SIDEBAR: I am not bright enough to light my own bulb. When I say I have had a “light bulb moment”, what I mean is that I believe the Lord has given me a clue. I believe he speaks to all of his children and gives all of us clues, we just don’t always listen.
Back to the beach…as I picked up shells and thought, “Oh, I wish this one wasn’t broken! I’m sure it was pretty. Look at the colors. This one must have been huge…” It occurred to me that just because they were broken, it didn’t mean they weren’t beautiful, useful, to be appreciated, be applauded, be celebrated, be________________….whatever you want to put in that blank.
So I started gathering…
I collected the ones I liked broken or not. I even got Russell and Caleb to get up and go walk the beach at low tide to pick up more because according to the internet, low tide is the best time to gather shells. Low tide was 2 AM.
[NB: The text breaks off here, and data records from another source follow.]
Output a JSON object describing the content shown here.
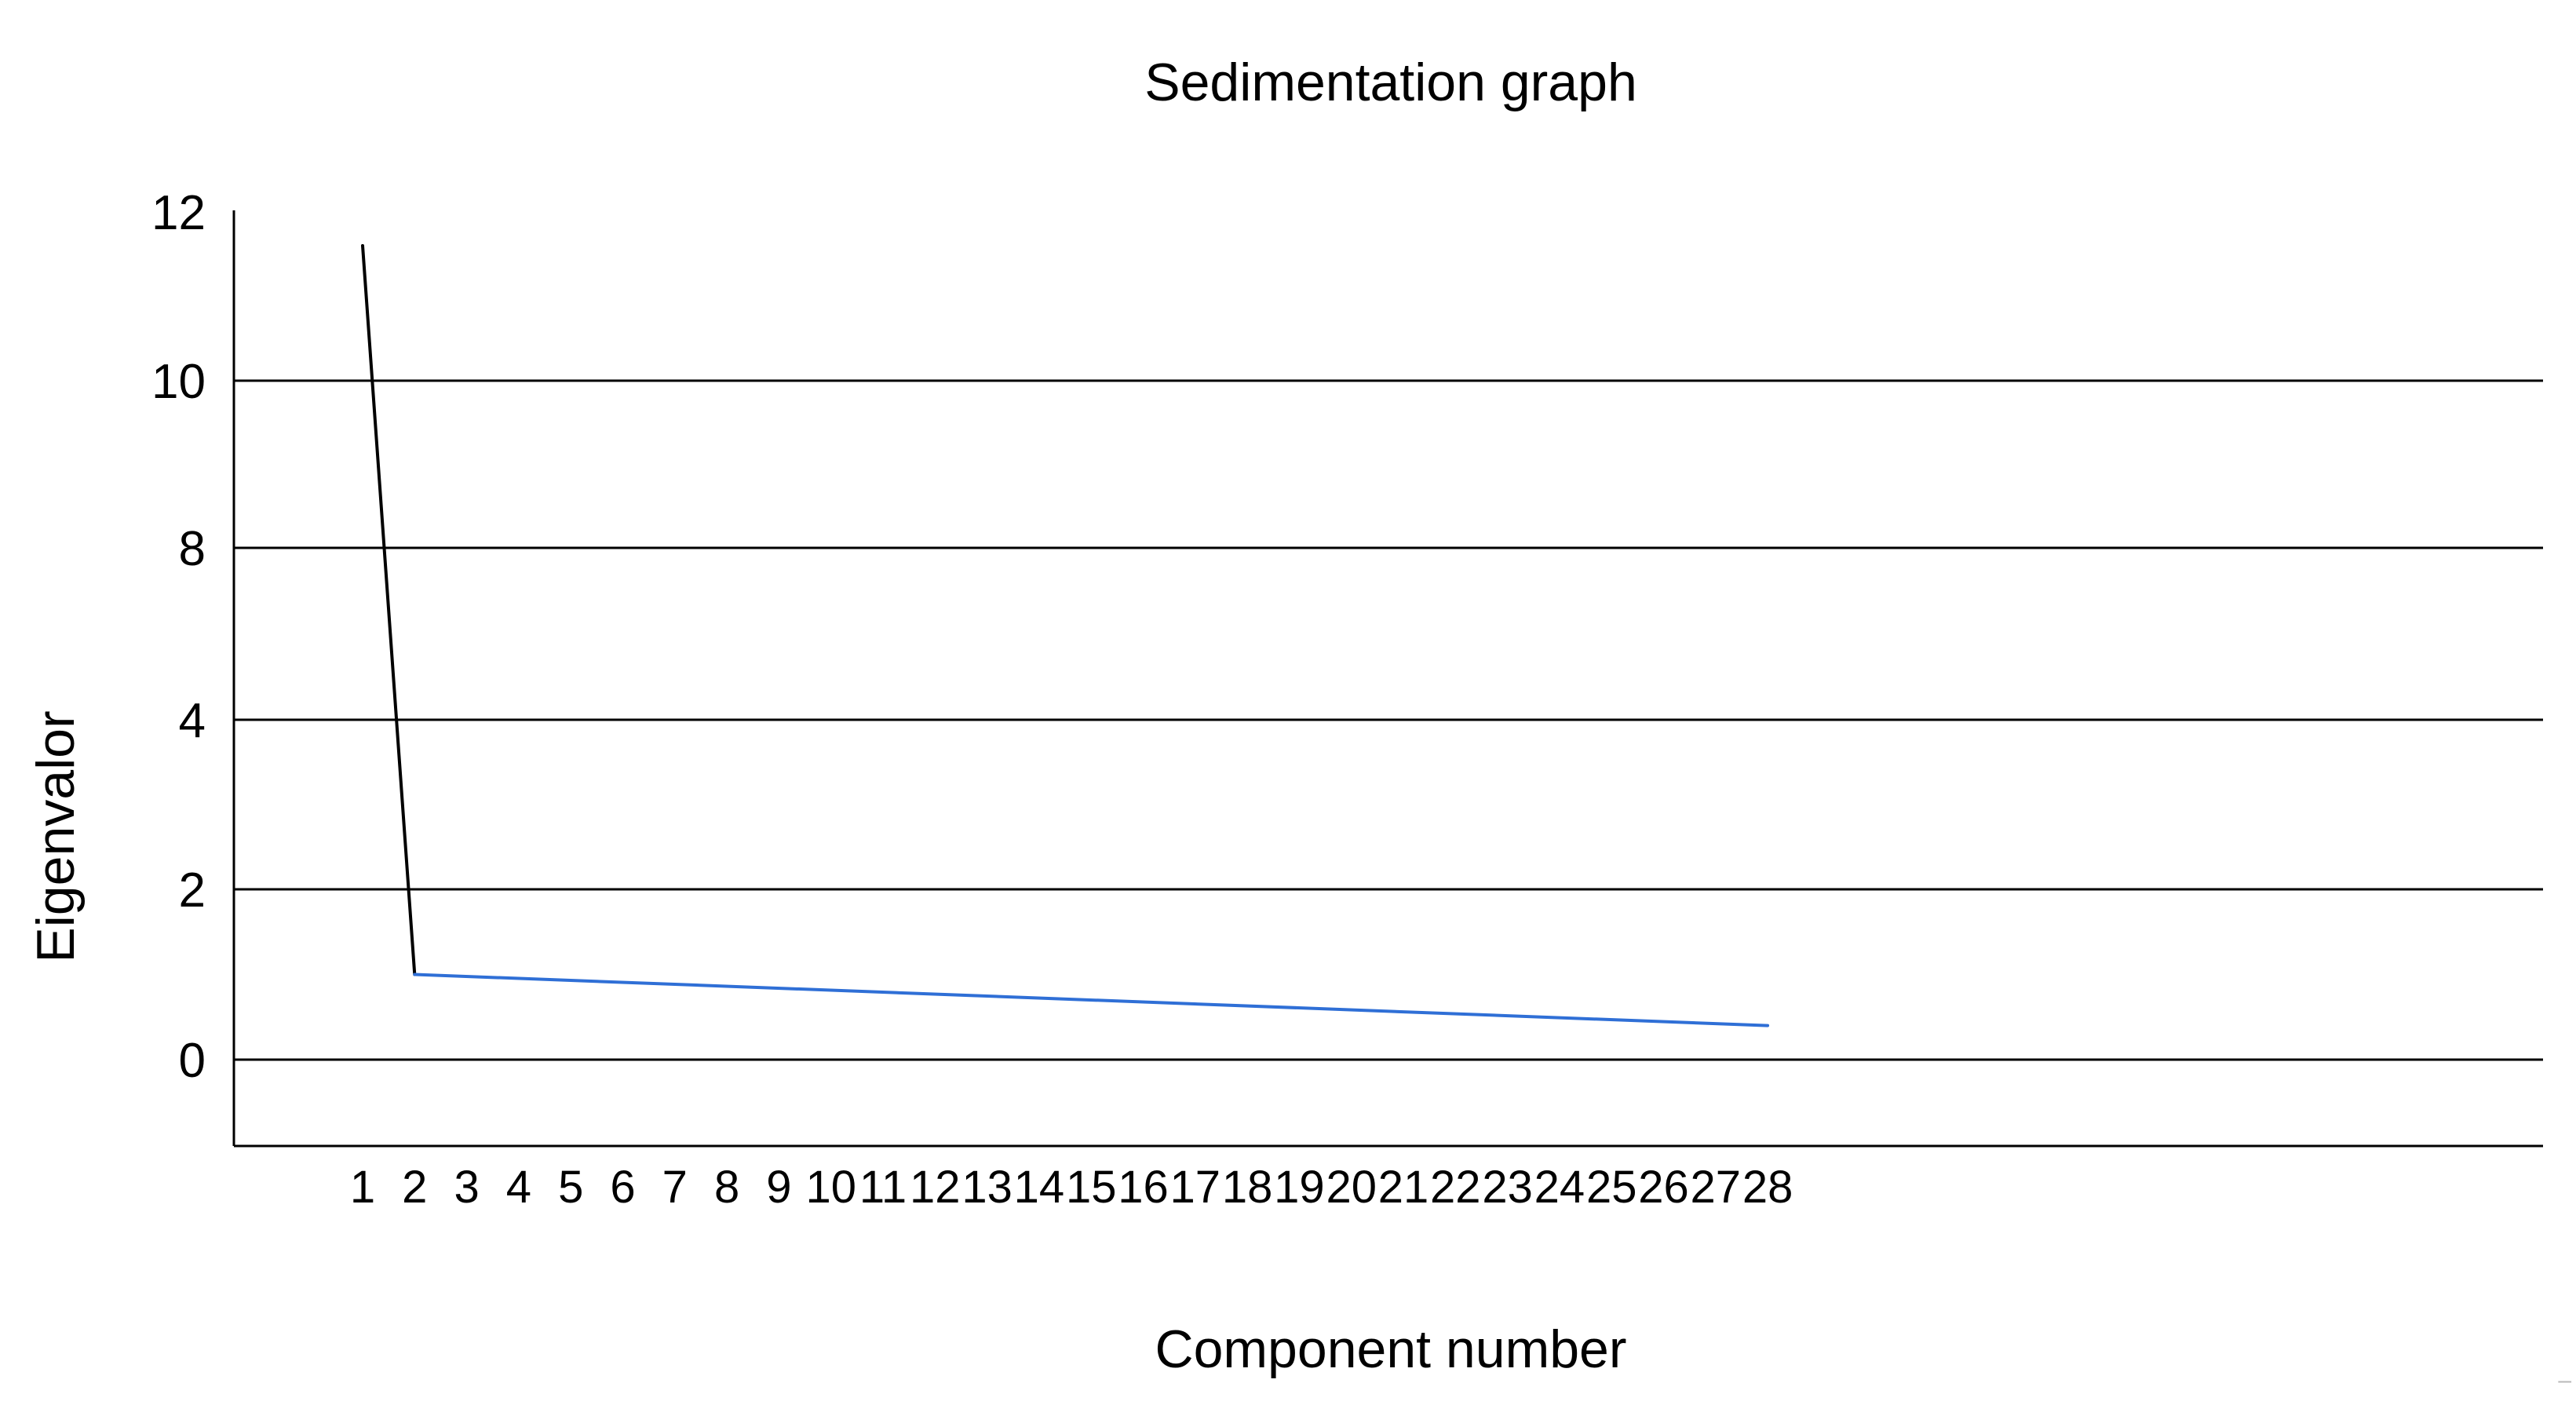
{
  "chart_data": {
    "type": "line",
    "title": "Sedimentation graph",
    "xlabel": "Component number",
    "ylabel": "Eigenvalor",
    "x_tick_labels": [
      "1",
      "2",
      "3",
      "4",
      "5",
      "6",
      "7",
      "8",
      "9",
      "10",
      "11",
      "12",
      "13",
      "14",
      "15",
      "16",
      "17",
      "18",
      "19",
      "20",
      "21",
      "22",
      "23",
      "24",
      "25",
      "26",
      "27",
      "28"
    ],
    "y_tick_labels": [
      "0",
      "2",
      "4",
      "8",
      "10",
      "12"
    ],
    "y_gridlines": [
      "0",
      "2",
      "4",
      "8",
      "10"
    ],
    "grid": true,
    "legend": "none",
    "line_segments": [
      {
        "color": "#000000",
        "points": [
          {
            "x": "1",
            "y": 11.6
          },
          {
            "x": "2",
            "y": 1.0
          }
        ]
      },
      {
        "color": "#2f6fd6",
        "points": [
          {
            "x": "2",
            "y": 1.0
          },
          {
            "x": "28",
            "y": 0.4
          }
        ]
      }
    ]
  },
  "corner_mark": "–"
}
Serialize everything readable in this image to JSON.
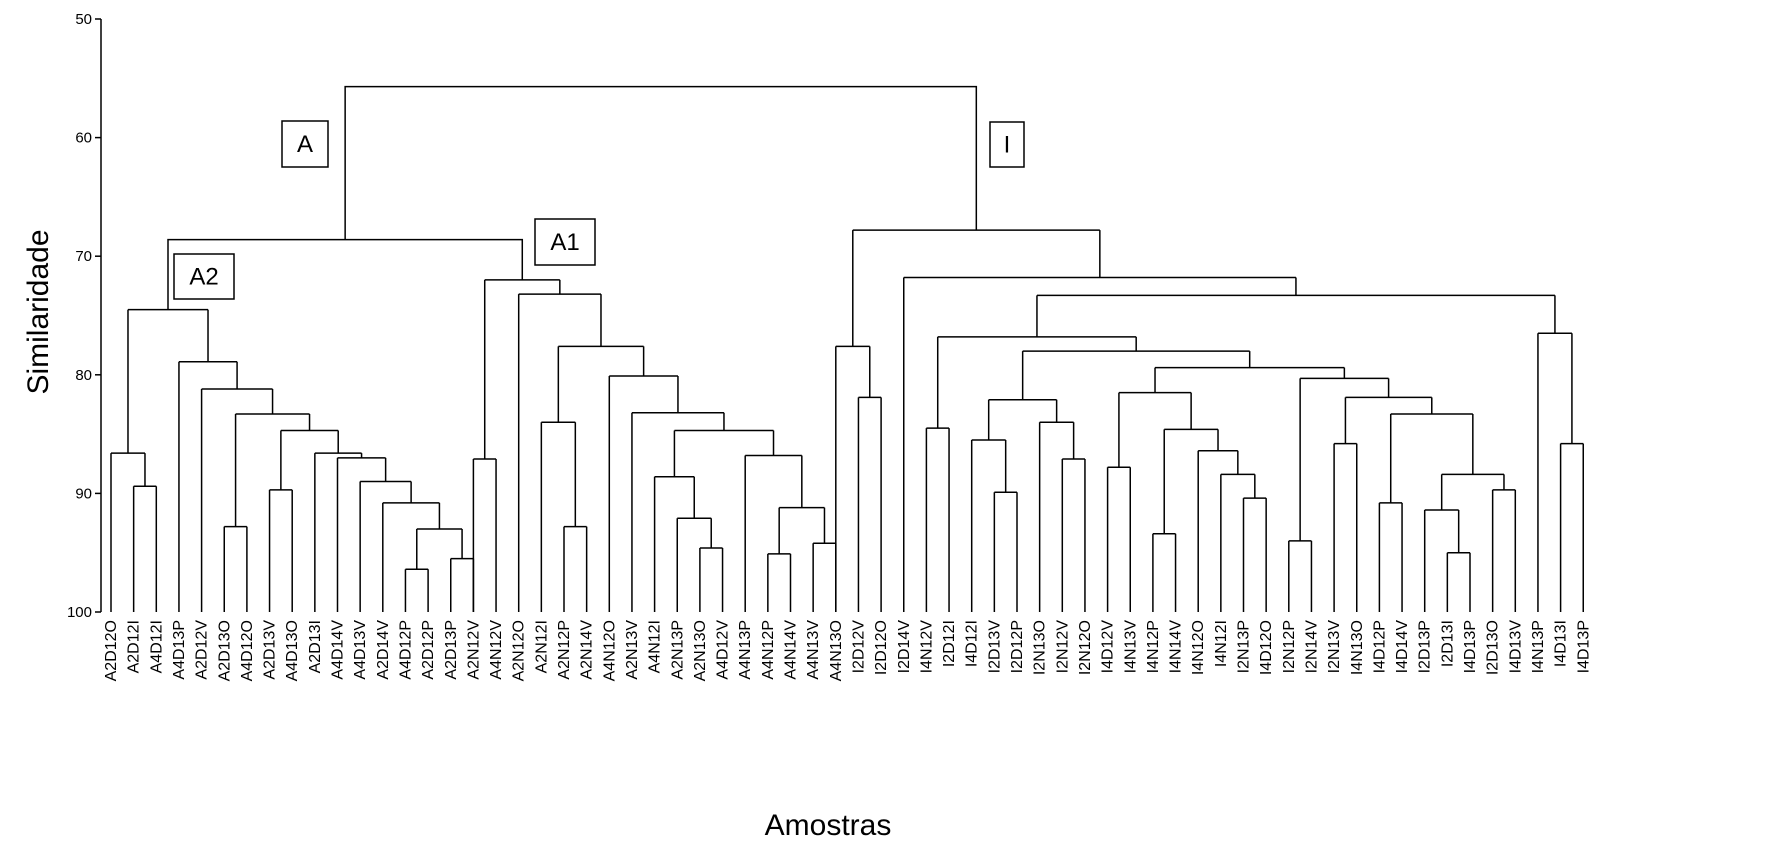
{
  "chart_data": {
    "type": "dendrogram",
    "title": "",
    "xlabel": "Amostras",
    "ylabel": "Similaridade",
    "ylim": [
      50,
      100
    ],
    "y_reversed": true,
    "yticks": [
      50,
      60,
      70,
      80,
      90,
      100
    ],
    "leaves": [
      "A2D12O",
      "A2D12I",
      "A4D12I",
      "A4D13P",
      "A2D12V",
      "A2D13O",
      "A4D12O",
      "A2D13V",
      "A4D13O",
      "A2D13I",
      "A4D14V",
      "A4D13V",
      "A2D14V",
      "A4D12P",
      "A2D12P",
      "A2D13P",
      "A2N12V",
      "A4N12V",
      "A2N12O",
      "A2N12I",
      "A2N12P",
      "A2N14V",
      "A4N12O",
      "A2N13V",
      "A4N12I",
      "A2N13P",
      "A2N13O",
      "A4D12V",
      "A4N13P",
      "A4N12P",
      "A4N14V",
      "A4N13V",
      "A4N13O",
      "I2D12V",
      "I2D12O",
      "I2D14V",
      "I4N12V",
      "I2D12I",
      "I4D12I",
      "I2D13V",
      "I2D12P",
      "I2N13O",
      "I2N12V",
      "I2N12O",
      "I4D12V",
      "I4N13V",
      "I4N12P",
      "I4N14V",
      "I4N12O",
      "I4N12I",
      "I2N13P",
      "I4D12O",
      "I2N12P",
      "I2N14V",
      "I2N13V",
      "I4N13O",
      "I4D12P",
      "I4D14V",
      "I2D13P",
      "I2D13I",
      "I4D13P",
      "I2D13O",
      "I4D13V",
      "I4N13P",
      "I4D13I",
      "I4D13P"
    ],
    "merges": [
      [
        0,
        1,
        86.6
      ],
      [
        1,
        2,
        89.4
      ],
      [
        3,
        4,
        78.9
      ],
      [
        4,
        5,
        81.2
      ],
      [
        5,
        6,
        83.3
      ],
      [
        6,
        7,
        92.8
      ],
      [
        7,
        8,
        84.7
      ],
      [
        8,
        9,
        89.7
      ],
      [
        9,
        10,
        86.6
      ],
      [
        10,
        11,
        87.0
      ],
      [
        11,
        12,
        89.0
      ],
      [
        12,
        13,
        90.8
      ],
      [
        13,
        14,
        93.0
      ],
      [
        14,
        15,
        96.4
      ],
      [
        15,
        16,
        95.5
      ],
      [
        16,
        17,
        87.1
      ],
      [
        17,
        18,
        72.0
      ],
      [
        18,
        19,
        73.2
      ],
      [
        19,
        20,
        84.0
      ],
      [
        20,
        21,
        92.8
      ],
      [
        21,
        22,
        77.6
      ],
      [
        22,
        23,
        80.1
      ],
      [
        23,
        24,
        83.2
      ],
      [
        24,
        25,
        84.7
      ],
      [
        25,
        26,
        88.6
      ],
      [
        26,
        27,
        92.1
      ],
      [
        27,
        28,
        94.6
      ],
      [
        28,
        29,
        86.8
      ],
      [
        29,
        30,
        95.1
      ],
      [
        30,
        31,
        91.2
      ],
      [
        31,
        32,
        94.2
      ],
      [
        33,
        34,
        77.6
      ],
      [
        34,
        35,
        81.9
      ],
      [
        36,
        37,
        71.8
      ],
      [
        37,
        38,
        76.8
      ],
      [
        38,
        39,
        84.5
      ],
      [
        39,
        40,
        78.0
      ],
      [
        40,
        41,
        85.5
      ],
      [
        41,
        42,
        89.9
      ],
      [
        42,
        43,
        82.1
      ],
      [
        43,
        44,
        87.1
      ],
      [
        44,
        45,
        79.4
      ],
      [
        45,
        46,
        81.5
      ],
      [
        46,
        47,
        87.8
      ],
      [
        47,
        48,
        84.6
      ],
      [
        48,
        49,
        86.4
      ],
      [
        49,
        50,
        93.4
      ],
      [
        50,
        51,
        88.4
      ],
      [
        51,
        52,
        90.4
      ],
      [
        52,
        53,
        80.3
      ],
      [
        53,
        54,
        94.0
      ],
      [
        54,
        55,
        81.9
      ],
      [
        55,
        56,
        85.8
      ],
      [
        56,
        57,
        83.3
      ],
      [
        57,
        58,
        90.8
      ],
      [
        58,
        59,
        88.4
      ],
      [
        59,
        60,
        91.4
      ],
      [
        60,
        61,
        95.0
      ],
      [
        61,
        62,
        89.7
      ],
      [
        62,
        63,
        73.3
      ],
      [
        63,
        64,
        76.5
      ],
      [
        64,
        65,
        85.8
      ]
    ],
    "clusters": [
      {
        "label": "A",
        "similarity": 68.6
      },
      {
        "label": "A1",
        "similarity": 72.0
      },
      {
        "label": "A2",
        "similarity": 74.5
      },
      {
        "label": "I",
        "similarity": 67.8
      }
    ],
    "root_similarity": 55.7
  }
}
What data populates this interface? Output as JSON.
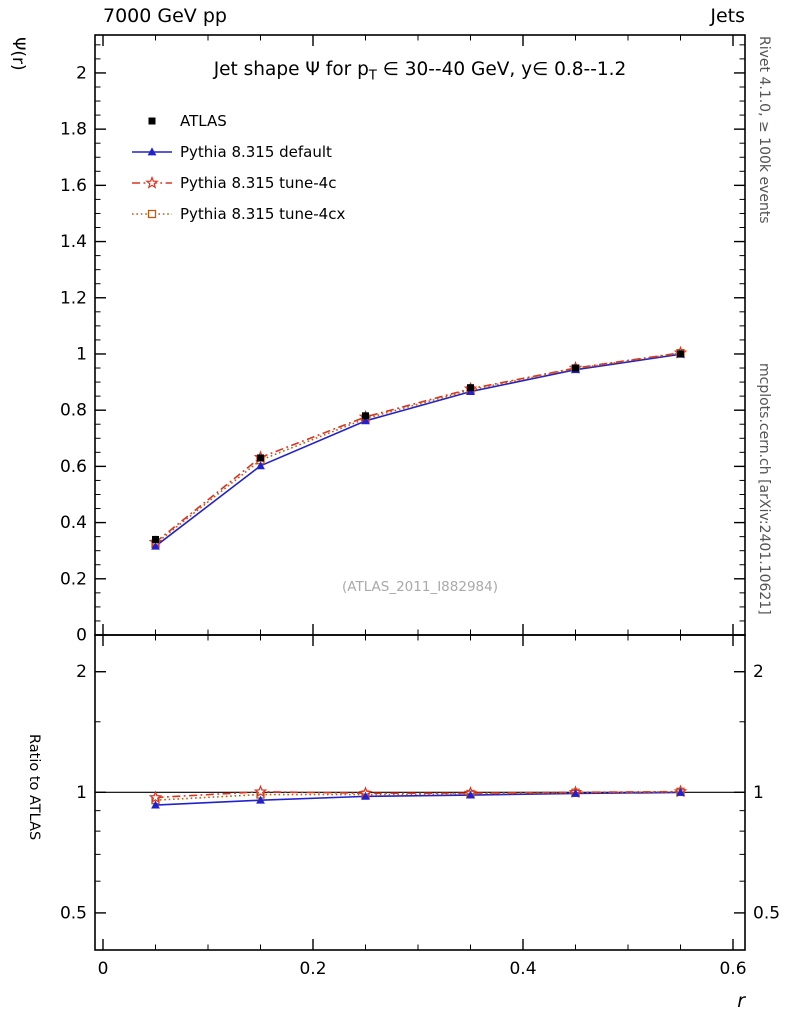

SIDEBAR: The shells were not any better at 2 AM but the memories were wonderful.
I brought all the shells home, washed them and sorted them, did a little You Tubing on how to drill a hole in a shell – not terribly difficult, but more so than I had imagined – and made a wind chime.
The point you ask?
Stop chasing perfection. We are all like shells. Some people have been hit hard and are broken and have sharp edges. Some people have been left in the sun so long, their brilliance has faded. Besides the things that life and just being human throw at us, and even if we don’t want to admit it, without Jesus, we are all broken by sin.
I’m not saying we shouldn’t always try to be and do our best but I am saying stop thinking it has to be perfect to be celebrated. We should celebrate the little things, the everyday things. Celebrate the pieces, the colors, the memories, the things that have come apart so that other things could come together…
Dear Lord, I ask you to bless the person reading this right now. I ask that you take their brokenness and show them blessings they receive from it. Remove anger and resentment and frustration. Give them hope for today and a thankful heart for tomorrow.
And after two mornings and one afternoon, I have produced drivel. Thank you Lord!